2022 Estimated Market Value Increase
The typical single-family home in North St. Paul saw a median increase in Estimated Market Value (EMV) of 15.4% for the 2022 Assessment.
The total growth for all real property in North St. Paul saw an increase in Estimated Market Value (EMV) of 17.9% for the 2022 Assessment.
Homeowners will notice the increase reflected in their 2022 Valuation Notices, which have been mailed out by Ramsey County.
Property Assessment Frequently Asked Questions
If my home value went up 15.4%, will my taxes go up 15.4% too?
- A property valuation increase does not necessarily lead to a proportionate property tax increase. While we do expect a shift in tax burden from commercial to residential properties for taxes payable in 2023, many factors will determine the amount each taxpayer owes, including property classification, individual value change, and homestead market value exclusions.
- In addition, the following will impact taxes payable in 2023:
- Levies at Various Jurisdictions
- Voter Approved Referendums
- Changes in State and Federal Mandates
- Changes in aid and revenue from State and Federal governments
- State Legislative Changes
What caused the historic increase in value?

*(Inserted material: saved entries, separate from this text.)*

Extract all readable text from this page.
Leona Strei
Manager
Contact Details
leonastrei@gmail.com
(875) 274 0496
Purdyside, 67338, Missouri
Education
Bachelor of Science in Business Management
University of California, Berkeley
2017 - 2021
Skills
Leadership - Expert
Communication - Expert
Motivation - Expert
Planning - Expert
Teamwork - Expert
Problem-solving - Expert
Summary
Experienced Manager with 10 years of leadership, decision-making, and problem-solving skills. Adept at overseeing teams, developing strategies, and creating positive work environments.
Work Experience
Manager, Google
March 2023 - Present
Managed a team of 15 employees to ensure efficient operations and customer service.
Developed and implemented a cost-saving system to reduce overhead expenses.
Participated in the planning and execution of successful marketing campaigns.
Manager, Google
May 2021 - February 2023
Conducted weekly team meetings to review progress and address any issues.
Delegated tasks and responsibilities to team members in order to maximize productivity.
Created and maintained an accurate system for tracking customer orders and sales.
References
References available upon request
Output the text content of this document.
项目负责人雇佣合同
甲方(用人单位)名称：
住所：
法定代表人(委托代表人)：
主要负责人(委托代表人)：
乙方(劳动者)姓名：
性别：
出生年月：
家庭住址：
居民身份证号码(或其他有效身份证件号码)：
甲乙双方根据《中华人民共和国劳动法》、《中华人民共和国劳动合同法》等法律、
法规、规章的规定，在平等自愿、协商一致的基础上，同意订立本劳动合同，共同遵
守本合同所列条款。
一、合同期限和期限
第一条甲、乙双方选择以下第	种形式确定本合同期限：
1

- A shortage of homes for sale coupled with high demand for single-family housing;
- Historically low-interest rates; and
- Historically high construction costs.
What do I do if I think my home valuation is incorrect?
- The time to appeal your 2022 Estimated Market Value is now. When the Truth in Taxation Notices come out in November, it will be too late. If you think your 2022 Estimated Market Value is incorrect, spend some time researching similar sales.
- If after doing market research you still feel that your property could not sell for the 2022 Estimated Market Value, reach out to the assessor listed at the bottom of your Value Notice.
- Please reference the bottom of your Value Notice for appeal deadlines. The back of your Value Notice has more detailed information on when you must appeal your value. The sooner you contact the listed assessor, the better.